It may sound weird but I do not pray that this will be HIS time. I do know where you are coming from though Jawjaw and appreciate your prayers.

I felt like this at one time. My son sent me the AA book and asked me to read it. It is the one he reads, not the one for family or friends of the addict. It made his journey much more clear to me. Relapse is a part of the journey. It would be great if it wasn't, but it is what it is. He has spent 7 long years addicted to drugs and has only seriously started on the journey to sobriety for the past year or so. Before that he just did it to please me, get me off his back, go along with his court order etc.

It is so important that we (the parents) understand that nothing we can do will make them stop. I made mistakes, I kept telling him to change, I got angry with him, I tried everything but all this did was make him more hard on himself. He felt unaccepted.

If I were to do it over again I would still do the tough love thing, still ask him to leave my house. But, I would be much more supportive emotionally.

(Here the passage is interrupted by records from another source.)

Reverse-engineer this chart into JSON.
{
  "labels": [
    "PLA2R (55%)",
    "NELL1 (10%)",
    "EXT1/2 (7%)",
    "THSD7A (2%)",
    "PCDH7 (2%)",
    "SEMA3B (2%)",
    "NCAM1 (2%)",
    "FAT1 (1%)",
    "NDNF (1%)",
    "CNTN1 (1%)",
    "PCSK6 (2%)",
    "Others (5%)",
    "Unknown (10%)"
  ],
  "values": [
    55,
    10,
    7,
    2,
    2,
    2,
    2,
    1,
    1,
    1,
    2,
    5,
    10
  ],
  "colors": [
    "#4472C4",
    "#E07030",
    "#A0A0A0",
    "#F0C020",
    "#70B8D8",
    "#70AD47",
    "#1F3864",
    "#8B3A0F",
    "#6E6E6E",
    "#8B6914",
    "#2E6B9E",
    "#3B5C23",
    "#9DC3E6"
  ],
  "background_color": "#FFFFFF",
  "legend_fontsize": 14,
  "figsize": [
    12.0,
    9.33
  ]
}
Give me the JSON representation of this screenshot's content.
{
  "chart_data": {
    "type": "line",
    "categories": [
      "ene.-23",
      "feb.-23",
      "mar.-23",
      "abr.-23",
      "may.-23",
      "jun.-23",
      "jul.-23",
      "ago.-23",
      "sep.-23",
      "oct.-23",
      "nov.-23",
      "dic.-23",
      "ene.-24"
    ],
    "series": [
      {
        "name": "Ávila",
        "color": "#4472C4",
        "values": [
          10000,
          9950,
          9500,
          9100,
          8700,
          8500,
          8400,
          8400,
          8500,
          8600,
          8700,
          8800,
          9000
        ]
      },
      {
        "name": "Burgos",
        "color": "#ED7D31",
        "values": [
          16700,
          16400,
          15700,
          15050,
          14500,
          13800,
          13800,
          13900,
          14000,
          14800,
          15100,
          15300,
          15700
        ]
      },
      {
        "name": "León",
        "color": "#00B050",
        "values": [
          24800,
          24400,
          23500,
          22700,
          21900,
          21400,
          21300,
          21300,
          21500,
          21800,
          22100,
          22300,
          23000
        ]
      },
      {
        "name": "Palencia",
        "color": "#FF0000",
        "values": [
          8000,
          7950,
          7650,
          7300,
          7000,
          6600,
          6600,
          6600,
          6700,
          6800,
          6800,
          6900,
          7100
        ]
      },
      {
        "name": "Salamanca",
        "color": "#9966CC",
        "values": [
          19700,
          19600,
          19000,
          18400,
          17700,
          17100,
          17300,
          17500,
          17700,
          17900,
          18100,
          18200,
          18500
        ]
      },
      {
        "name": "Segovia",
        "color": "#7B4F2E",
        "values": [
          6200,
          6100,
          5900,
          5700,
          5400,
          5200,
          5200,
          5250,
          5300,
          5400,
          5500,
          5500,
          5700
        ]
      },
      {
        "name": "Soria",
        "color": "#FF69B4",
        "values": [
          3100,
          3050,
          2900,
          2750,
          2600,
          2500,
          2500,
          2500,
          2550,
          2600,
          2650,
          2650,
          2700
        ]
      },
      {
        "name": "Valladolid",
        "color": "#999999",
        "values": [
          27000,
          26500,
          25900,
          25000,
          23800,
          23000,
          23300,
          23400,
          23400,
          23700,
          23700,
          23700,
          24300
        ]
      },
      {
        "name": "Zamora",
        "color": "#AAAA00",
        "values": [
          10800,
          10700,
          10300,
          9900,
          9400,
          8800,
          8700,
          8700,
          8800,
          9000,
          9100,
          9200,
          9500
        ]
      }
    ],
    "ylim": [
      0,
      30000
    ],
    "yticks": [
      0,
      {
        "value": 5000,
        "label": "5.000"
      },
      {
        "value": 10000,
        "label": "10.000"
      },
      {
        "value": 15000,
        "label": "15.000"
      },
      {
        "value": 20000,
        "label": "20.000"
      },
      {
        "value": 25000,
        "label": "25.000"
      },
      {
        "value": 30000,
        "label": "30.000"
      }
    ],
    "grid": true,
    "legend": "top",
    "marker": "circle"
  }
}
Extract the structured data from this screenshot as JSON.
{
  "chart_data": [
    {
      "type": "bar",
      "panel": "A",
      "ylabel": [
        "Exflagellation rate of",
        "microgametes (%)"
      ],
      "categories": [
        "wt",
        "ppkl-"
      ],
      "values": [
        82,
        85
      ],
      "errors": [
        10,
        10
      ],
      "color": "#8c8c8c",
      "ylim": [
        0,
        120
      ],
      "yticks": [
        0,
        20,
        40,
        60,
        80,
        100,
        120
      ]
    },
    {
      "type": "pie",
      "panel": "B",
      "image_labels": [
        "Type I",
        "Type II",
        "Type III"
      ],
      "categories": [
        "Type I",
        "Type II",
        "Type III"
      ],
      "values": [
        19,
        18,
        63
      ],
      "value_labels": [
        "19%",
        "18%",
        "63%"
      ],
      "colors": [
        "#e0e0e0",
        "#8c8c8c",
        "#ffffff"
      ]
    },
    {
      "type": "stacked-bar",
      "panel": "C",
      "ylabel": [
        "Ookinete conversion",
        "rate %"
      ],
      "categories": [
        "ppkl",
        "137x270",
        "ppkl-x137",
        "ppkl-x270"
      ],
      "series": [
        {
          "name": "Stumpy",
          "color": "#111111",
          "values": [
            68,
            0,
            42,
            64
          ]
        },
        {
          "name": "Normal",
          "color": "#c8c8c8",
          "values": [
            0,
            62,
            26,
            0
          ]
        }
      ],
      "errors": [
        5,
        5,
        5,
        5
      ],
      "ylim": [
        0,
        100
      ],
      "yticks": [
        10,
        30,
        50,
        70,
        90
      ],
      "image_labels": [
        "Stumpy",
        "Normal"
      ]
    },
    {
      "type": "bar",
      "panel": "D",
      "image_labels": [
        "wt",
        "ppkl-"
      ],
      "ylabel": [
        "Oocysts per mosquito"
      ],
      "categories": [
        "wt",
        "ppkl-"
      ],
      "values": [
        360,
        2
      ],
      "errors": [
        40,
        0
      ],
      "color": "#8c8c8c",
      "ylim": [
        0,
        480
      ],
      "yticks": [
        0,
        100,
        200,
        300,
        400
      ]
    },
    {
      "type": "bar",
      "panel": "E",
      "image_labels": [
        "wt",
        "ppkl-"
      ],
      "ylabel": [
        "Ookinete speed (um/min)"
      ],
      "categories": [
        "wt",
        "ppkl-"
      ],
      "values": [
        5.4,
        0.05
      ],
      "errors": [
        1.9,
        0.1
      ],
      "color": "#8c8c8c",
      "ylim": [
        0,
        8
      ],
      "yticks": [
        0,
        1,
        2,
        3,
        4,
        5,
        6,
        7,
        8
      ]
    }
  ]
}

I would not judge him.
I would not lose my patience with him or get angry. This does more harm than good. While I was trying to help him, I was in fact not helping him.

Now, I just accept, be non judgemental, encourage him and believe in him. Tell him that he is smart and that he will figure it out.

His counsellor told me that my son is a follower. Due to the drugs he has no idea of who he is. He has no sense of self. He encourages him to rely on himself, make his own choices. This is the only way he will start to believe in himself and stop listening to everyone else, including me.

I am now enpowering him rather than constantly giving him advice and asking him to change. This is working out much better.

Oh how I wish I had known all of this years ago. I do hope my experience helps your friend Dotsie, and anyone else who is reading this.